ISLAMABAD ( MEDIA )
The National Accountability Bureau has found defects in the $2.6 billion deal for sale of 26 per cent shares of the Pakistan Telecommunication Company Limited with management control to the UAE-based telecom company, Etisalat.
A NAB representative informed the Public Accounts Committee on Wednesday that last month the bureau had pointed out some flaws in the agreement but it could not proceed onward because of lack of cooperation from the ministry of information technology and Etisalat.
He said the case had now been referred to NAB chairman Qamar Zaman Chaudhry.
The bureau had started investigating the case in May 2013, he said.
As per the 2004 agreement, the government was required to transfer 3,248 properties to the PTCL. The properties were leased, hired and owned by the federal government.
PAC chairman Khurshid Shah had on May 13 stopped transfer of properties to Etisalat and sought a presentation from the Privatisation Commission on the agreement.
The previous PPP government tried to transfer all properties to the PTCL and secure payment of $800 million from Etisalat, but failed.
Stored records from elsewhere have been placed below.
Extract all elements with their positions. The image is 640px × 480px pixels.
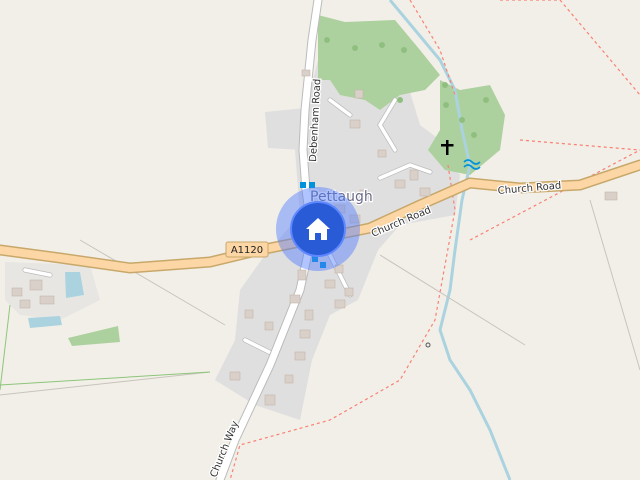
location-marker[interactable] [276,187,360,271]
map-canvas[interactable]: Pettaugh Debenham Road Church Road Churc… [0,0,640,480]
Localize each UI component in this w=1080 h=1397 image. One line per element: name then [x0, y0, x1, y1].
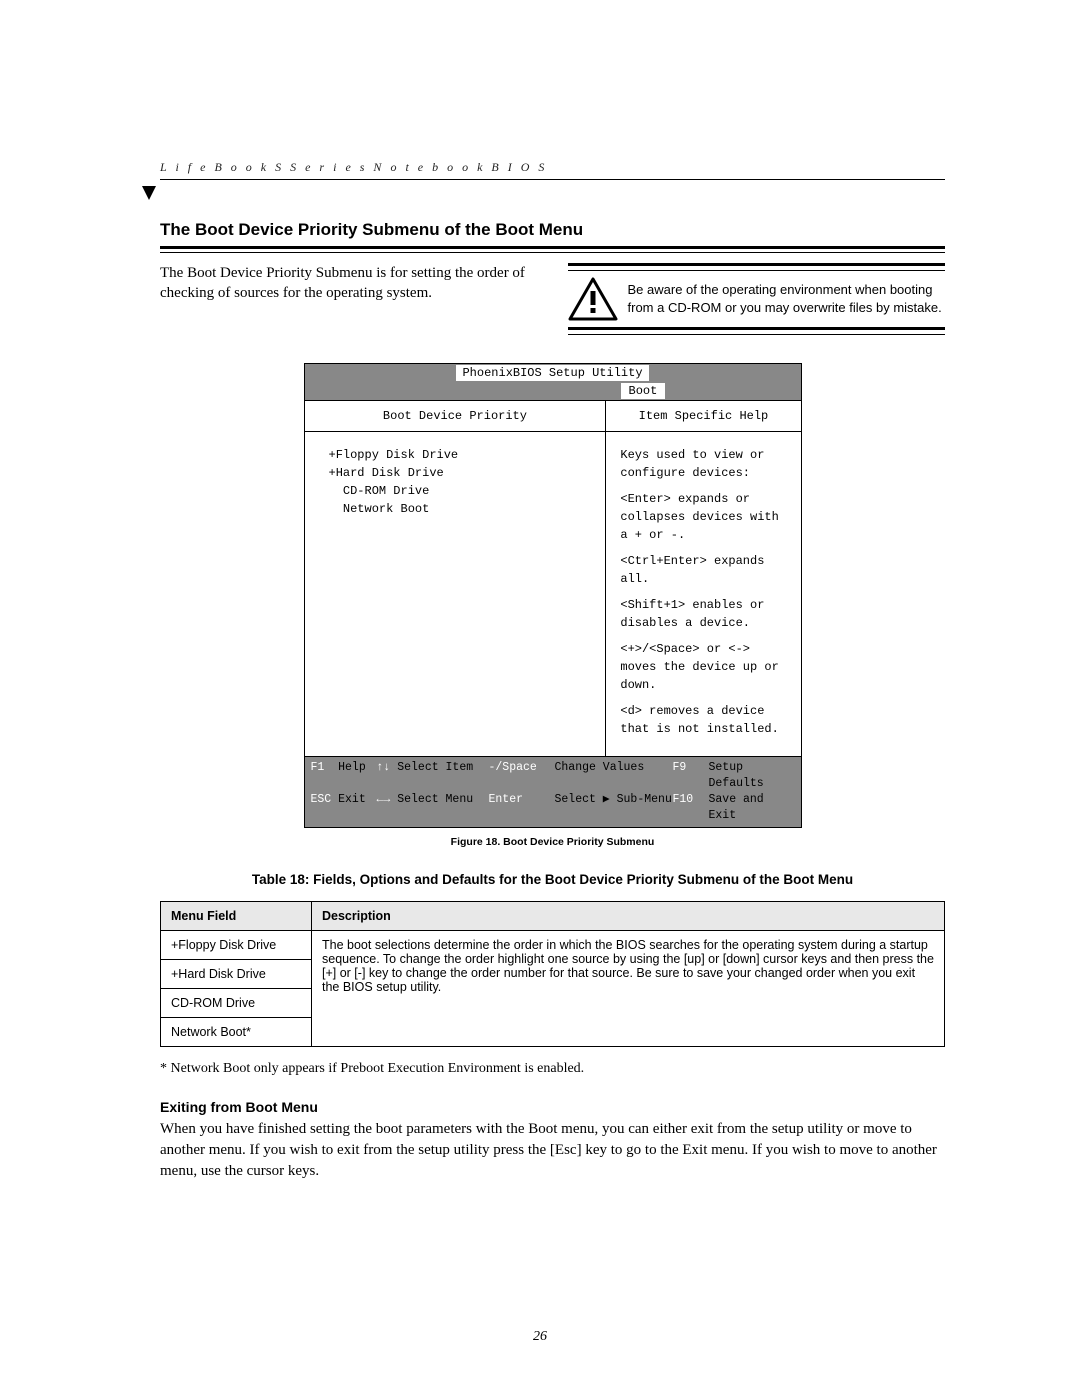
warning-column: Be aware of the operating environment wh… [568, 263, 946, 335]
options-table: Menu Field Description +Floppy Disk Driv… [160, 901, 945, 1047]
table-row: +Floppy Disk Drive [161, 931, 312, 960]
exiting-text: When you have finished setting the boot … [160, 1119, 945, 1182]
warning-icon [568, 277, 618, 321]
th-menu-field: Menu Field [161, 902, 312, 931]
bios-tab-boot: Boot [621, 383, 666, 399]
bios-left-title: Boot Device Priority [305, 401, 606, 432]
intro-text: The Boot Device Priority Submenu is for … [160, 263, 538, 304]
section-rule [160, 246, 945, 253]
section-title: The Boot Device Priority Submenu of the … [160, 220, 945, 240]
bios-help-body: Keys used to view or configure devices: … [606, 432, 800, 756]
table-row: Network Boot* [161, 1018, 312, 1047]
bios-device-list: +Floppy Disk Drive +Hard Disk Drive CD-R… [305, 432, 606, 528]
warning-text: Be aware of the operating environment wh… [628, 281, 946, 316]
page-tab-marker [142, 186, 156, 200]
running-header: L i f e B o o k S S e r i e s N o t e b … [160, 160, 945, 180]
page-number: 26 [0, 1329, 1080, 1345]
intro-columns: The Boot Device Priority Submenu is for … [160, 263, 945, 335]
exiting-title: Exiting from Boot Menu [160, 1099, 945, 1115]
table-description-cell: The boot selections determine the order … [312, 931, 945, 1047]
page: L i f e B o o k S S e r i e s N o t e b … [0, 0, 1080, 1397]
bios-screenshot: PhoenixBIOS Setup Utility Boot Boot Devi… [304, 363, 802, 828]
bios-title-bar: PhoenixBIOS Setup Utility [305, 364, 801, 382]
bios-help-title: Item Specific Help [606, 401, 800, 432]
table-row: CD-ROM Drive [161, 989, 312, 1018]
table-row: +Hard Disk Drive [161, 960, 312, 989]
table-footnote: * Network Boot only appears if Preboot E… [160, 1061, 945, 1077]
th-description: Description [312, 902, 945, 931]
table-caption: Table 18: Fields, Options and Defaults f… [160, 872, 945, 887]
warning-box: Be aware of the operating environment wh… [568, 263, 946, 335]
figure-caption: Figure 18. Boot Device Priority Submenu [160, 836, 945, 848]
bios-menu-bar: Boot [305, 382, 801, 400]
bios-footer: F1 Help ↑↓ Select Item -/Space Change Va… [305, 757, 801, 827]
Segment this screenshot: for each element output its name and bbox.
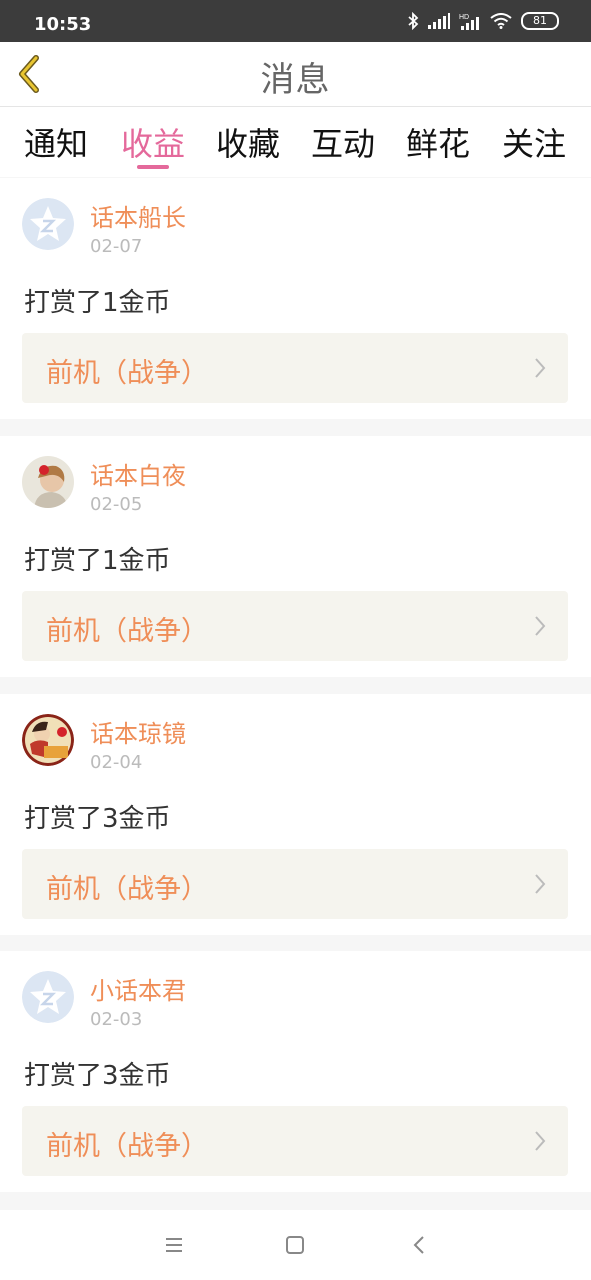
message-card: 话本船长 02-07 打赏了1金币 前机（战争） [0, 178, 591, 419]
badge-avatar-icon [22, 714, 74, 766]
default-avatar-icon [22, 198, 74, 250]
avatar[interactable] [22, 971, 74, 1023]
tab-interaction[interactable]: 互动 [303, 119, 383, 165]
avatar[interactable] [22, 456, 74, 508]
tab-flowers[interactable]: 鲜花 [398, 119, 478, 165]
active-tab-indicator [137, 165, 169, 169]
chevron-right-icon [535, 616, 546, 636]
username[interactable]: 话本琼镜 [90, 714, 186, 749]
message-date: 02-04 [90, 752, 143, 773]
message-text: 打赏了3金币 [24, 804, 171, 834]
message-text: 打赏了1金币 [24, 546, 171, 576]
avatar[interactable] [22, 714, 74, 766]
default-avatar-icon [22, 971, 74, 1023]
username[interactable]: 小话本君 [90, 971, 186, 1006]
message-card: 话本白夜 02-05 打赏了1金币 前机（战争） [0, 436, 591, 677]
tab-earnings[interactable]: 收益 [113, 119, 193, 165]
avatar[interactable] [22, 198, 74, 250]
home-button[interactable] [282, 1232, 308, 1258]
work-title: 前机（战争） [46, 358, 208, 389]
username[interactable]: 话本白夜 [90, 456, 186, 491]
username[interactable]: 话本船长 [90, 198, 186, 233]
photo-avatar-icon [22, 456, 74, 508]
message-date: 02-07 [90, 236, 143, 257]
back-triangle-icon [413, 1236, 424, 1254]
tab-favorites[interactable]: 收藏 [208, 119, 288, 165]
system-back-button[interactable] [406, 1232, 432, 1258]
message-date: 02-05 [90, 494, 143, 515]
work-link[interactable]: 前机（战争） [22, 591, 568, 661]
chevron-right-icon [535, 1131, 546, 1151]
battery-icon: 81 [521, 12, 559, 30]
tab-notification[interactable]: 通知 [16, 119, 96, 165]
work-link[interactable]: 前机（战争） [22, 849, 568, 919]
message-text: 打赏了1金币 [24, 288, 171, 318]
message-text: 打赏了3金币 [24, 1061, 171, 1091]
bluetooth-icon [408, 12, 419, 30]
signal-icon [428, 13, 450, 29]
wifi-icon [490, 13, 512, 29]
work-title: 前机（战争） [46, 874, 208, 905]
work-title: 前机（战争） [46, 616, 208, 647]
work-title: 前机（战争） [46, 1131, 208, 1162]
svg-text:HD: HD [459, 14, 469, 21]
chevron-right-icon [535, 358, 546, 378]
status-time: 10:53 [34, 14, 92, 35]
status-icons: HD 81 [407, 12, 559, 30]
chevron-right-icon [535, 874, 546, 894]
system-nav-bar [0, 1210, 591, 1280]
work-link[interactable]: 前机（战争） [22, 1106, 568, 1176]
status-bar: 10:53 HD 81 [0, 0, 591, 42]
header: 消息 [0, 42, 591, 107]
message-date: 02-03 [90, 1009, 143, 1030]
work-link[interactable]: 前机（战争） [22, 333, 568, 403]
message-card: 话本琼镜 02-04 打赏了3金币 前机（战争） [0, 694, 591, 935]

Privatisation Commission chairman Mohammad Zubair informed the committee that of the 3,248 properties, 3,214 had been transferred.
According to him, the value of outstanding properties is $92 million whereas Etisalat has stopped payment of $800m since 2007.
He said Etisalat had been requested to pay the outstanding money after adjusting the amount of leftover 34 properties, but it insisted to proceed with the matter in accordance with the share purchase agreement under which the government was required to transfer all the properties to the PTCL.
“Aren’t these properties being transferred to Etisalat?” the PAC chairman asked.
Mr Zubair replied: “As per the agreement the properties need to be transferred to the PTCL, and not to Etisalat.”
Mr Shah said: “If the properties are going to the PTCL, we have no objection.”
Audit officials informed the meeting that Etisalat had got itself exempted from the audit by the auditor general of Pakistan by invoking Section 6 of the Telecom Act, 1996, in the agreement.
They told the committee that after the passage of the 18th Amendment, the auditor general included the PTCL in the audit plan, but the latter refused to get its accounts audited.
The PAC chairman directed audit officials to conduct the audit of PTCL accounts.
He asked the law ministry to give legal opinion on the matter. The audit authorities, however, said the law ministry had already furnished its opinion and had given a green signal to conduct the audit of PTCL accounts.